緊急連絡先:パイク、レモネード、ブレンド


◆ ◆ ◆


「こ、これでよいか?」


 笑顔圧力の中、必死で書き下した登録用紙を恐る恐るレモネードに提出する。それを見たレモネードの顔が一気に曇っていった。


「お客様、ちょっとよろしいでしょうか?」

「な、なんじゃ! 何か悪いことをしたか!?」

「年齢のところですけどぉ、なるべく正確なものをご記入くださいねー」

「せ、正確じゃ。我は……」


 と言いかけたところで、ブレンドにしか話していない自分の年齢を正直に書いてしまった事に気が付いた。緊張のあまり、思わず本当の年齢を書いてしまったのである。


「も、申し訳ない。そこはゼロが二つほど余計じゃった」

「はい、ではゼロ二つを消しておきますね~」

「う、うむ、すまぬ」

「はい、では他の項目は追々埋めていく事にしますねぇ」


 そう言ってレモネードはカウンターの引き出しから、数字を組み合わせたハンコを取り出した。そしてインクを浸けると、ダダン! と勢いよく登録用紙に押した。「1400-9878」これがアルテの冒険者番号になるというわけだ。


「ギルドの登録証を渡す前に、登録料をいただきまーす。金貨20枚になります。ちなみに紛失した際の再発行料は金貨30枚ですから、お気を付けくださいねー」

「き、き、き、きんか20枚!?」


 金貨20枚といえば、この街の平均的な住民が1ヶ月間暮らすのに必要な額だ。大金である。

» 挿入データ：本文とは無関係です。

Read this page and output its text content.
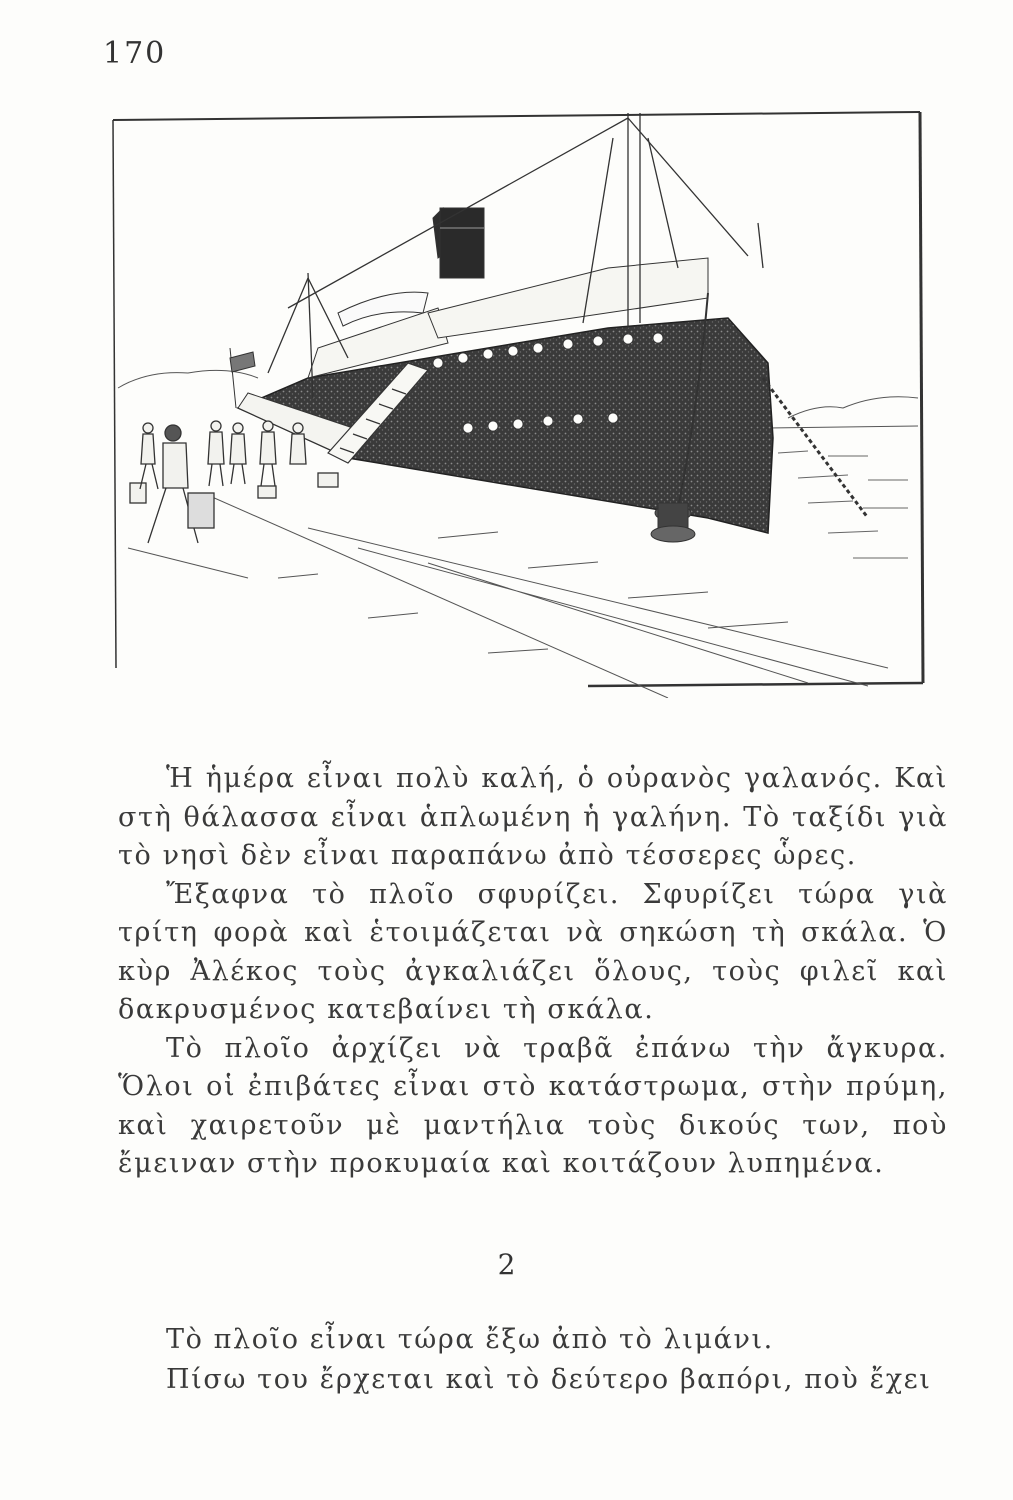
170

Ἡ ἡμέρα εἶναι πολὺ καλή, ὁ οὐρανὸς γαλανός. Καὶ στὴ θάλασσα εἶναι ἁπλωμένη ἡ γαλήνη. Τὸ ταξίδι γιὰ τὸ νησὶ δὲν εἶναι παραπάνω ἀπὸ τέσσερες ὧρες.

Ἔξαφνα τὸ πλοῖο σφυρίζει. Σφυρίζει τώρα γιὰ τρίτη φορὰ καὶ ἑτοιμάζεται νὰ σηκώση τὴ σκάλα. Ὁ κὺρ Ἀλέκος τοὺς ἀγκαλιάζει ὅλους, τοὺς φιλεῖ καὶ δακρυσμένος κατεβαίνει τὴ σκάλα.

Τὸ πλοῖο ἀρχίζει νὰ τραβᾶ ἐπάνω τὴν ἄγκυρα. Ὅλοι οἱ ἐπιβάτες εἶναι στὸ κατάστρωμα, στὴν πρύμη, καὶ χαιρετοῦν μὲ μαντήλια τοὺς δικούς των, ποὺ ἔμειναν στὴν προκυμαία καὶ κοιτάζουν λυπημένα.

2

Τὸ πλοῖο εἶναι τώρα ἔξω ἀπὸ τὸ λιμάνι.

Πίσω του ἔρχεται καὶ τὸ δεύτερο βαπόρι, ποὺ ἔχει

当然今のアルテに払えるわけはない。


「大丈夫よ。アルテちゃんのは給料から引いておくから」

「ぐっ……いきなり借金生活なのか、我は」

「いいじゃない。どうせ住むところも食事も服もタダなんだからぁ」

「じ、じゃが……」

「お金なんて貯まっても使う暇ないわよー」


 レモネードのいう事は本当だった。彼女自身、忙しすぎてギルドから出る暇などなかった。買い物は新人冒険者に頼み、適当に食材やら生活必需品を調達していた。ギルド内の家事は、別に下男がいて彼らが切り盛りしている。ほぼ仕事三昧のレモネードの貯蓄は、かなりのものになっていた。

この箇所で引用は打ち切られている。